One way of thinking about exploratory testing is to see it as a way of observing unintended consequences, exploring the possibilities, forming a hypothesis or theory of the results, and experimenting again to see if the new theory works under certain circumstances. This cycle continues, and testing is as much about making new discoveries as it is confirming intended behaviours . Pre-scripting steps and intended consequences can discourage observing these unintended consequences in the first place. A hypothesis, or testing mission or test case is fine to detail prior to testing, but slavishly sticking to pre-scripted results can stifle discovery.
I have had some testers call exploratory testing “unscientific”. A good scientific experiment to them is about carefully scripted test cases that outline every step and the expected results of that test case. However, many times science doesn’t really work that way. A good deal of care is put into the variables in an experiment, but a lot of exploration also goes on. What is important is not necessarily the formula, but how to deal with unintended consequences. Scientific theory is often more about thinking, dealing with empirical data, and making inferences based on experiments.

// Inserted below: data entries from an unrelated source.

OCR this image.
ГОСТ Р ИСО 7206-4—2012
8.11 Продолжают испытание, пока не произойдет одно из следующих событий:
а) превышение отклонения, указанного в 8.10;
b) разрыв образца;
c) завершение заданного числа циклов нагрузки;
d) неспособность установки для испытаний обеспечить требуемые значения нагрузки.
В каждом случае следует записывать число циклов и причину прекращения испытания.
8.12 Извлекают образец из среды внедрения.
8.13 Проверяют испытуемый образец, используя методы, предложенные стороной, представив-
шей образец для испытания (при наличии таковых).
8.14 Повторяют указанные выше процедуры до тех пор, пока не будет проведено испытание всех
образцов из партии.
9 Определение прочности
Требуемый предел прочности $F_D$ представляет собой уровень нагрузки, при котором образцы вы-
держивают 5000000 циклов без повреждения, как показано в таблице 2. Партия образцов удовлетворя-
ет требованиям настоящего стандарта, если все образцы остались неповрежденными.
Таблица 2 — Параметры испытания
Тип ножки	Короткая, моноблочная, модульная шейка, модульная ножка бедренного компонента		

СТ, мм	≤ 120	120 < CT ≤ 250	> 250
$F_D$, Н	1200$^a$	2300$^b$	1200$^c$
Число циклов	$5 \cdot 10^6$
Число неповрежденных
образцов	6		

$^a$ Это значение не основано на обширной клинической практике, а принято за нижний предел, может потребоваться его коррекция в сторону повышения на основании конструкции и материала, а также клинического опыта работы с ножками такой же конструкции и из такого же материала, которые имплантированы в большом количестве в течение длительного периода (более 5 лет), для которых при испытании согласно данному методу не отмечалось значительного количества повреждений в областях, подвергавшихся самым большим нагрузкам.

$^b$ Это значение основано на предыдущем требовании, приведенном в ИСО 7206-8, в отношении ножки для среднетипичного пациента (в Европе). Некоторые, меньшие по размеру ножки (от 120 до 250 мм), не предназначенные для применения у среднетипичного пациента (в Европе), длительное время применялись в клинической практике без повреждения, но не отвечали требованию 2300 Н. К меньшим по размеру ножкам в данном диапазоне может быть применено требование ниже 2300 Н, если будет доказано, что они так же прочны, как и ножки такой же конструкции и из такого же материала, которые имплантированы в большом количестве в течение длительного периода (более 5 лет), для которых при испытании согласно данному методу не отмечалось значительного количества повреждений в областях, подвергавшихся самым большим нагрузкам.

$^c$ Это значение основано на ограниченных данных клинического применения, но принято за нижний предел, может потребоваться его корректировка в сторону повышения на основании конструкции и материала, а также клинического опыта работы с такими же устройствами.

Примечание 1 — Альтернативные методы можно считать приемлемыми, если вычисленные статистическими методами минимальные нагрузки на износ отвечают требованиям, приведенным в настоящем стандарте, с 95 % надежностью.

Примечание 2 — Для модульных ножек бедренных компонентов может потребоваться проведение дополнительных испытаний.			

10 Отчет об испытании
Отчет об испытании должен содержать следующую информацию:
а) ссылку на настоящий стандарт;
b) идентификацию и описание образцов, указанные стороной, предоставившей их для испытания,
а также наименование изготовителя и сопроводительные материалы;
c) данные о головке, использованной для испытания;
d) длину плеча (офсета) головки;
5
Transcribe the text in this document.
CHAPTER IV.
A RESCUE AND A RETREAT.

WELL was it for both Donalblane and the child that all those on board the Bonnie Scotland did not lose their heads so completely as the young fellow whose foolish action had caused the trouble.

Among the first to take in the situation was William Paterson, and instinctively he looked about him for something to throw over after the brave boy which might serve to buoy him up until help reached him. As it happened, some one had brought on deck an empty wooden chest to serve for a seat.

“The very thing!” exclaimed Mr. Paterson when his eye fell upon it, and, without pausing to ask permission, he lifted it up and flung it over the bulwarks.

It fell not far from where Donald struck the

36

Scientific theories go far beyond empirical data, and new experiments confirm and disconfirm theories all the time. Yesterday’s scientific truth becomes today’s scientific joke. “Can you believe that people once thought the world was flat?” As a software tester I’ve known “zero defect” project managers who thought the software was bug-free when it shipped. It wasn’t funny when they were proved wrong, but the software testers were treated like “round ballers” when they provided disconfirming information prior to release.
Good scientists deal with a lot of uncertainty. Good software testers need to be comfortable with uncertainty as well. Software systems are becoming so complicated, it is impossible to predict all the consequences of system interaction. Directed observation requires predictability and has a danger of not noticing the results that aren’t predictable.
Exploratory testing is a way of thinking about testing that can be modelled after the scientific method. It doesn’t need to be some ad-hoc, fly by the seat of your pants kind of testing that lacks discipline. Borrow a little thinking from the scientific community, and you can have very disciplined, adaptable, discovery-based testing that can reliably cope with unintended consequences.